Guide to Eco and Budget Friendly Cleaning
Switch #3, Cleaning Spray: We at least were using the Seventh Generation version, so the environmental and health impact wasn’t too bad (though there are some chemicals in it that aren’t good to get washed into out beautiful lake,) but the cost and single use plastic bottles were not ideal. I primarily used this spray for cleaning our bathroom surfaces, stove top, and kitchen counters. The switch we made not only costs practically nothing, but it diverts food waste as well! We have switched to orange infused white vinegar, diluted in refillable glass spray bottles. You make this vinegar by filling a jar with discarded citrus peels, covering the peels with white vinegar, and letting them sit for 2 weeks. At the end of the two weeks the color is mostly bleached away from the peels, and you are left with a viscous liquid that is a powerful cleaning agent. You can use it undiluted to dissolve glue and labels. I use it in a 3:1 water to vinegar ratio in a spray bottle as my multi-surface household cleaner. For windows and glass I use plain white vinegar diluted in a 1:1 ratio with water in a spray bottle. I also use a splash of this vinegar in our mop bucket hot water. For an all natural toilet bowl cleaner I add 1/4 cup of the full strength vinegar to the toilet bowl, allow it to sit for 30 minutes, add a 1/2 cup of baking soda, and then scrub with our toilet brush.

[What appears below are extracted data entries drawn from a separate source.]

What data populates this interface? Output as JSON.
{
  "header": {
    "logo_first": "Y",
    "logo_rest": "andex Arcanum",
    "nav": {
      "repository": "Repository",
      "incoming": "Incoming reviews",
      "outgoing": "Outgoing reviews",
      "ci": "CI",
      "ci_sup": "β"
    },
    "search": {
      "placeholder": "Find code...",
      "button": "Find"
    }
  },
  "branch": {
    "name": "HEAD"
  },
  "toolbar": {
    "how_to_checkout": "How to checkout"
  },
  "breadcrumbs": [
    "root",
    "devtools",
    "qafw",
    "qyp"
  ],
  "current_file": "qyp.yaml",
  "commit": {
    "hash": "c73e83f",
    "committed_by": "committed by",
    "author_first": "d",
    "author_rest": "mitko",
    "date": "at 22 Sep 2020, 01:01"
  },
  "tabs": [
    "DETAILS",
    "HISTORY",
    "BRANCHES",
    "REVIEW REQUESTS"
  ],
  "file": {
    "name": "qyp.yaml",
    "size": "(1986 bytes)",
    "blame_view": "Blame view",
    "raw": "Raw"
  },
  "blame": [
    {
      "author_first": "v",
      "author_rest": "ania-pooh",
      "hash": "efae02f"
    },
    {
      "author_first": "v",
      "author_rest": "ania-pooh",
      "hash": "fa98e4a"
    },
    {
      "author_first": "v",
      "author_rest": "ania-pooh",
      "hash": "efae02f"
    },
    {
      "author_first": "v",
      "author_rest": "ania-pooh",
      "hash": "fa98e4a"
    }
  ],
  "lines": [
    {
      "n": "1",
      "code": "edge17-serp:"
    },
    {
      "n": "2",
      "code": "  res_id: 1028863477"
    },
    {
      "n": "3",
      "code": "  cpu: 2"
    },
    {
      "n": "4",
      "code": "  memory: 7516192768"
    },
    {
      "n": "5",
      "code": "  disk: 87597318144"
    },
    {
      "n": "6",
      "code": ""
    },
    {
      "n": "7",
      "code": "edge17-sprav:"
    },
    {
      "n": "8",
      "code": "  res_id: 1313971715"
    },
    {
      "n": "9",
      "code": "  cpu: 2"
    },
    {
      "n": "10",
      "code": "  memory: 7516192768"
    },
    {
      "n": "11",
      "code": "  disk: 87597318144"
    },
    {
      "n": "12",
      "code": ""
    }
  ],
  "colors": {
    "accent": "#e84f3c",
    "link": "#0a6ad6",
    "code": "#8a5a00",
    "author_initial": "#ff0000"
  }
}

We had been using Seventh Generation laundry soap as well, but we have switched to soap berries, which are just too cool, and working really well for us. What the heck are soap berries you ask? Also known as soap nuts, these little husks of dried berries come from the Sapindus shrub, which contain natural soap. You put them in a little cloth bag in with your laundry 6-7 at a time, and they last for about 10 washes before you need to change to fresh soap berries. The berries are compostable when they are used up. I have found our clothes, even our cloth diapers, have gotten really clean, and the are an HE washer compatible all natural laundry soap. There are a few brands out there, but we use EcoNuts, because they ethically source their soap berries, and use eco-friendly packaging. You get approximately 360 loads out of a box, and a box is $33, so each load with EcoNuts costs less than a penny.